A visual system for thinking about the interconnectedness of all things
There are some stunning works on display, though. Af Klint’s ‘Tree of Knowledge’ watercolours are geometric, pseudoscientific explorations of the oneness of life, all spirals and angels and stamens and pistils. Her ‘Eros’ series of pink pastel petals and curving writing are bright and joyous, and then there’s her enormous ‘Paintings for the Temple’ series, with its endless swooping lines smashing together at the intersection of the botanical, the biological and the spiritual. Her’s is the art of myth, love and spirituality; a private, personal visual system for thinking about oneness and the interconnectedness of all things.
Mondrian thought kind of similarly.

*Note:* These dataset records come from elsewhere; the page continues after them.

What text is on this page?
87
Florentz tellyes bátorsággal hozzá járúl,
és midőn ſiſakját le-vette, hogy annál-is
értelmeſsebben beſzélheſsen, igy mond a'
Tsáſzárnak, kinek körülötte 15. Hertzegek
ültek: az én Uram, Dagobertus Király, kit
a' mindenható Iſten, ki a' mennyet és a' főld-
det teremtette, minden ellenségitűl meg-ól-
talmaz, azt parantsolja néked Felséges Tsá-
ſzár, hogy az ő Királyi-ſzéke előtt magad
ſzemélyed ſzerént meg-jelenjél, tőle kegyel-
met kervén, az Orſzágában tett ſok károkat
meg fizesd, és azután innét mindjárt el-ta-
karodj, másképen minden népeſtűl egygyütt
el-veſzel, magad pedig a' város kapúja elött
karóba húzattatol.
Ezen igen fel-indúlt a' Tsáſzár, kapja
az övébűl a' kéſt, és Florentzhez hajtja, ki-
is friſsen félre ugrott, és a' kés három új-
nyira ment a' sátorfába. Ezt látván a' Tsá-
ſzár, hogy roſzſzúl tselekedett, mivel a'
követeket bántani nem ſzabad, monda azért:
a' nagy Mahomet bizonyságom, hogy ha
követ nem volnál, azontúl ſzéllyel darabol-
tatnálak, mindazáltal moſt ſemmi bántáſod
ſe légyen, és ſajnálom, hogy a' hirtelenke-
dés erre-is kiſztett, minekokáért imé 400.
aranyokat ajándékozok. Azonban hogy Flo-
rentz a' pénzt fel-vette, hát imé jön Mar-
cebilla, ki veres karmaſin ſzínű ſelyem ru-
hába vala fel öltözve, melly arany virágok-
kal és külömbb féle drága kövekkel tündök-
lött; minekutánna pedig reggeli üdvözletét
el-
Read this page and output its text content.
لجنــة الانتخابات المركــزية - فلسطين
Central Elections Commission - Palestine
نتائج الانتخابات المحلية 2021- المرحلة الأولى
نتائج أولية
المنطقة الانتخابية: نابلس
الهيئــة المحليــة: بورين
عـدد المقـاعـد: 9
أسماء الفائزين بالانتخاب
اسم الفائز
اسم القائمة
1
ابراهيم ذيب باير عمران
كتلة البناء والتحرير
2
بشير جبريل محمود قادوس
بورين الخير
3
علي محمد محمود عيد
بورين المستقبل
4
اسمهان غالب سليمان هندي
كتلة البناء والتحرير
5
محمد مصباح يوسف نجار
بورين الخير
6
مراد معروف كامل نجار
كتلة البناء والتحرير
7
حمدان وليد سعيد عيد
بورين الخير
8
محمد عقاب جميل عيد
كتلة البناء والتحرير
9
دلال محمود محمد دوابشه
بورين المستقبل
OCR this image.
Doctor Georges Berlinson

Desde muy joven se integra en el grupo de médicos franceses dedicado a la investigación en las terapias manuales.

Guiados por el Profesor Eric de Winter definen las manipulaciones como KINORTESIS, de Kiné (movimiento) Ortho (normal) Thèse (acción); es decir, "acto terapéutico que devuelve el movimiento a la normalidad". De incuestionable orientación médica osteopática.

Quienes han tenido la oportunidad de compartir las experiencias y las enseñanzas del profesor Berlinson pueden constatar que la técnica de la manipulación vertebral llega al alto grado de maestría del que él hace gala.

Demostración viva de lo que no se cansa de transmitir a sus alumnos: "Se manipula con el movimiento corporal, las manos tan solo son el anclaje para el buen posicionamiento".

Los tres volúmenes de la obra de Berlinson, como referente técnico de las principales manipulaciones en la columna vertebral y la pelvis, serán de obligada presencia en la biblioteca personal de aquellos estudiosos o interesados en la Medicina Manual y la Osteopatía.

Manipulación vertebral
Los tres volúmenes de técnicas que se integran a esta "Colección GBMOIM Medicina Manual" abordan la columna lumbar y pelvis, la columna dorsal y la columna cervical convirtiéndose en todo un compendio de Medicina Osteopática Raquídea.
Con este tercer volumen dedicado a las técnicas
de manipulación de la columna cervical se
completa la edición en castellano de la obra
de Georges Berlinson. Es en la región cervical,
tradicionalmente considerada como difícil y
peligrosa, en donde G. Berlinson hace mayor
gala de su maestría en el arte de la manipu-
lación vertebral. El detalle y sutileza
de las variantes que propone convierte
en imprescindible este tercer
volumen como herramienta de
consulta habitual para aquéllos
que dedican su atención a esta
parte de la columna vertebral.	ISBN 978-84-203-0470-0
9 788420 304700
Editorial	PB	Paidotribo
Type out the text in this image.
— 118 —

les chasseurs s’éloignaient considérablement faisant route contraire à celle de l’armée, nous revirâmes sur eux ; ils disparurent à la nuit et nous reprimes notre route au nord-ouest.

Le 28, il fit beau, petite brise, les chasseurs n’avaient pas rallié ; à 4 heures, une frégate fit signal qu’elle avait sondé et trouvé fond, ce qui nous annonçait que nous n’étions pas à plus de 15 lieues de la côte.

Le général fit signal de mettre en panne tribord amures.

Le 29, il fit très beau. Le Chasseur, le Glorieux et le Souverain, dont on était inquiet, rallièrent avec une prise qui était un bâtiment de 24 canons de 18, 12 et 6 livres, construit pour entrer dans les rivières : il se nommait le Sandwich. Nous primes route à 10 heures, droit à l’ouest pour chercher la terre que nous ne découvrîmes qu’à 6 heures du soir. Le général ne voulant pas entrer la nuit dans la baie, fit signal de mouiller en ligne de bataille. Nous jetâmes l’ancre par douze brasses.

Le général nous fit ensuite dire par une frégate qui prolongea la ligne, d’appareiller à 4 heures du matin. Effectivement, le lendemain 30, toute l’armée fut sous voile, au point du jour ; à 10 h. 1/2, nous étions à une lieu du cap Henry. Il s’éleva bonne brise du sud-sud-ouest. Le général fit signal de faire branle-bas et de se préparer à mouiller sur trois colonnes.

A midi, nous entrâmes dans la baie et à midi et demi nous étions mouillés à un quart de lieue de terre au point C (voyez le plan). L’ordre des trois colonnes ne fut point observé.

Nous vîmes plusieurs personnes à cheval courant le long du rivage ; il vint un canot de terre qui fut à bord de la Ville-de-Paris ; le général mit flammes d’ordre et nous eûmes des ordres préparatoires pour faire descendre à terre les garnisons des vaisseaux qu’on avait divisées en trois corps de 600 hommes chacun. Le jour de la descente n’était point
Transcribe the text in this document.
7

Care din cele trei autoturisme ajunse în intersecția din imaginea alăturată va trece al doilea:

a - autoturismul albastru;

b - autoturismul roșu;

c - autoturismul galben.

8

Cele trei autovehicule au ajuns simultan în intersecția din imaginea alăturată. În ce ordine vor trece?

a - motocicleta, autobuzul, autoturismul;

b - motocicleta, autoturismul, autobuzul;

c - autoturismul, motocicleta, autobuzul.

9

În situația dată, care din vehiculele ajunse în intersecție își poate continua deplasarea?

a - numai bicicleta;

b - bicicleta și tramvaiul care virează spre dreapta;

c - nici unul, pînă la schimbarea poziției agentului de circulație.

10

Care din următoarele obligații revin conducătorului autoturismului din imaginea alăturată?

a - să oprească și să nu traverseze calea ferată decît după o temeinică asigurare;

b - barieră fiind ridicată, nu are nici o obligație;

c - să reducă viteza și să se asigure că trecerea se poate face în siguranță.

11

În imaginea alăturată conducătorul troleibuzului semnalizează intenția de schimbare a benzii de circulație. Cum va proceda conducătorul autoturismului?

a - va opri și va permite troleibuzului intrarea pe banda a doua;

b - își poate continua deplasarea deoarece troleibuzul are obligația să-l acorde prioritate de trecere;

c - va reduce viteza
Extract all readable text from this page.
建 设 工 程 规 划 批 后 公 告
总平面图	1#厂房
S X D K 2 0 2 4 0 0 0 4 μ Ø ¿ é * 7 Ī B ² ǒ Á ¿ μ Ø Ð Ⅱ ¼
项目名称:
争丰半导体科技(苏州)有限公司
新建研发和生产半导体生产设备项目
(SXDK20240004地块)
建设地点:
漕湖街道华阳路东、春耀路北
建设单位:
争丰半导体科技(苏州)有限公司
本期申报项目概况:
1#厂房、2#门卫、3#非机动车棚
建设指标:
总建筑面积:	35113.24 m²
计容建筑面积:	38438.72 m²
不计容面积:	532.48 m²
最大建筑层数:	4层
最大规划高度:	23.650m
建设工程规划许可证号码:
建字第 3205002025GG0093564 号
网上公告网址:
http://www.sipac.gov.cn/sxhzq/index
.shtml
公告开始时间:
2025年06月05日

He painted trees too, and flowers, but as the Tate points out ‘not as an element of the real world, but as “plastic expression”’. So as aesthetics, not as spiritualism. Nature gave Mondrian a visual path to follow, a launch pad. Trees could be split into simple interactions of vertical and horizontal lines, stars into grids of white, yellow, blue and red. He took nature and boiled it down and down and down into its barest elements. His 1913 ‘Composition with Colour Planes’ is stunning and simple, his image of advertising hoardings is dark and grimy, and then there are all the classic grid paintings you’ve already seen a billion times.
There’s plenty to like and love by both artists here. But Hilma deserves to be celebrated on her own terms, not viewed through the prism of Mondrian. And Piet, well, who would say no to a whole exhibition of his work. This could, and should, have just been two different exhibitions. Oneness isn’t always a good thing.